I say you're entitled to equivalents permitted by law regardless of of whether you ask for them in the spec.
Yes. And, conversely, you're not entitled to equivalents beyond those permitted by law regardless of whether you ask for them in the spec.
In short, you cannot change the law in your favor in the spec.
Aren't you trying to have it both ways? You're defining a term and then saying "hey, wait, that's not the only meaning, I also want plain meaning to a POSITA."
Yeah, application drafters often forget that clarity is essential and try to get a bit nifty, shooting themselves in the foot from time to time. It's generally good not to define a single term in multiple ways. People (particularly judges and jurors) should not scratch their heads in confusion whenever they read that term.
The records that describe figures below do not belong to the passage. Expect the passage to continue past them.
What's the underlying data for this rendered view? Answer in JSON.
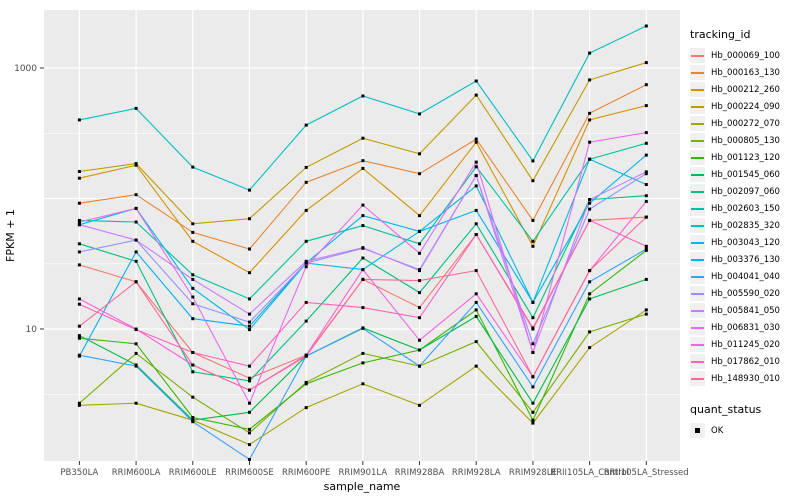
{
  "chart_data": {
    "type": "line",
    "xlabel": "sample_name",
    "ylabel": "FPKM + 1",
    "scale": "log10",
    "grid": "on",
    "legend_position": "right",
    "panel_color": "#EBEBEB",
    "grid_color": "#FFFFFF",
    "tick_text_color": "#4D4D4D",
    "point_color": "#000000",
    "categories": [
      "PB350LA",
      "RRIM600LA",
      "RRIM600LE",
      "RRIM600SE",
      "RRIM600PE",
      "RRIM901LA",
      "RRIM928BA",
      "RRIM928LA",
      "RRIM928LE",
      "RRII105LA_Control",
      "RRII105LA_Stressed"
    ],
    "y_ticks": [
      {
        "label": "1000",
        "value": 1000
      },
      {
        "label": "10",
        "value": 10
      }
    ],
    "y_minor": [
      3.16,
      31.6,
      316
    ],
    "y_major_unlabeled": [
      100
    ],
    "ylim": [
      0.97,
      2800
    ],
    "series": [
      {
        "name": "Hb_000069_100",
        "color": "#F8766D",
        "values": [
          31,
          23,
          6.6,
          4.2,
          6.3,
          24,
          14.6,
          53,
          10.2,
          68,
          72
        ]
      },
      {
        "name": "Hb_000163_130",
        "color": "#EA8331",
        "values": [
          92,
          107,
          55,
          41,
          133,
          195,
          155,
          285,
          68,
          450,
          745
        ]
      },
      {
        "name": "Hb_000212_260",
        "color": "#D89000",
        "values": [
          143,
          180,
          47,
          27,
          81,
          170,
          74,
          270,
          43,
          400,
          515
        ]
      },
      {
        "name": "Hb_000224_090",
        "color": "#C09B00",
        "values": [
          161,
          185,
          64,
          70,
          173,
          290,
          220,
          620,
          137,
          810,
          1100
        ]
      },
      {
        "name": "Hb_000272_070",
        "color": "#A3A500",
        "values": [
          2.6,
          2.7,
          2.0,
          1.3,
          2.5,
          3.8,
          2.6,
          5.2,
          1.9,
          7.2,
          14
        ]
      },
      {
        "name": "Hb_000805_130",
        "color": "#7CAE00",
        "values": [
          2.7,
          6.5,
          3.0,
          1.6,
          3.9,
          6.5,
          5.2,
          8.0,
          2.3,
          9.5,
          13
        ]
      },
      {
        "name": "Hb_001123_120",
        "color": "#39B600",
        "values": [
          8.5,
          7.7,
          2.1,
          1.7,
          3.8,
          5.5,
          6.9,
          14,
          2.0,
          18.6,
          40
        ]
      },
      {
        "name": "Hb_001545_060",
        "color": "#00BB4E",
        "values": [
          8.9,
          5.3,
          2.0,
          2.3,
          6.2,
          10.2,
          6.9,
          12.5,
          2.7,
          17,
          24
        ]
      },
      {
        "name": "Hb_002097_060",
        "color": "#00BF7D",
        "values": [
          45,
          33,
          4.7,
          4.0,
          11.5,
          35,
          19,
          64,
          12.2,
          98,
          105
        ]
      },
      {
        "name": "Hb_002603_150",
        "color": "#00C1A3",
        "values": [
          68,
          66,
          26,
          17,
          47,
          62,
          45,
          175,
          47,
          200,
          265
        ]
      },
      {
        "name": "Hb_002835_320",
        "color": "#00BFC4",
        "values": [
          400,
          490,
          174,
          116,
          365,
          610,
          445,
          795,
          194,
          1300,
          2100
        ]
      },
      {
        "name": "Hb_003043_120",
        "color": "#00BAE0",
        "values": [
          63,
          84,
          20.5,
          9.9,
          32,
          28.5,
          56,
          125,
          16,
          200,
          128
        ]
      },
      {
        "name": "Hb_003376_130",
        "color": "#00B0F6",
        "values": [
          6.2,
          39,
          12,
          10.5,
          32,
          74,
          56,
          81,
          16,
          92,
          215
        ]
      },
      {
        "name": "Hb_004041_040",
        "color": "#35A2FF",
        "values": [
          6.3,
          5.2,
          1.95,
          1.0,
          6.2,
          10.1,
          5.2,
          16,
          3.6,
          23,
          41
        ]
      },
      {
        "name": "Hb_005590_020",
        "color": "#9590FF",
        "values": [
          39,
          48,
          15.6,
          11.3,
          32,
          41.5,
          28.5,
          150,
          7.7,
          83,
          155
        ]
      },
      {
        "name": "Hb_005841_050",
        "color": "#C77CFF",
        "values": [
          63,
          48,
          24,
          13,
          33,
          42,
          28,
          150,
          6.6,
          98,
          160
        ]
      },
      {
        "name": "Hb_006831_030",
        "color": "#E76BF3",
        "values": [
          66,
          84,
          17.6,
          2.7,
          30,
          89,
          38,
          190,
          6.6,
          270,
          320
        ]
      },
      {
        "name": "Hb_011245_020",
        "color": "#FA62DB",
        "values": [
          17,
          10,
          5.3,
          3.4,
          6.3,
          28.5,
          8.2,
          18.6,
          4.3,
          28,
          95
        ]
      },
      {
        "name": "Hb_017862_010",
        "color": "#FF62BC",
        "values": [
          15.5,
          9.9,
          6.6,
          5.2,
          16,
          14.6,
          12.2,
          53,
          10,
          68,
          43
        ]
      },
      {
        "name": "Hb_148930_010",
        "color": "#FF6A98",
        "values": [
          10.5,
          23,
          5.3,
          3.4,
          6.2,
          24,
          23.5,
          28,
          4.3,
          28,
          72
        ]
      }
    ]
  },
  "legend": {
    "tracking_title": "tracking_id",
    "quant_title": "quant_status",
    "quant_items": [
      {
        "label": "OK"
      }
    ]
  }
}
I'd say that you should either not define the term at all if it's to be determined by ordinary artisans or defined once and clearly otherwise. As there is often disagreement among ordinary artisans with respect to some terms, you should define any term that is of fundamental importance to the application.
Stylistically, I'm not fond of "without limitation", though I have used it. This is more like my style: "As used herein, a 'fastener' is .... [definition]. In this illustrative embodiment, fastener 102 is a screw. It should be appreciated that fastener 102 can be other types of fasteners such as ...., for example."
Regards.
P.S. Somewhere in here, years ago, I wrote up a mock spec disclaimer, something about "the broadest range of equivalence allowed by law or statute ever or in the future ...". Can't find it. It was a parody of the stuff I see in applications from time to time. Would have been apropos.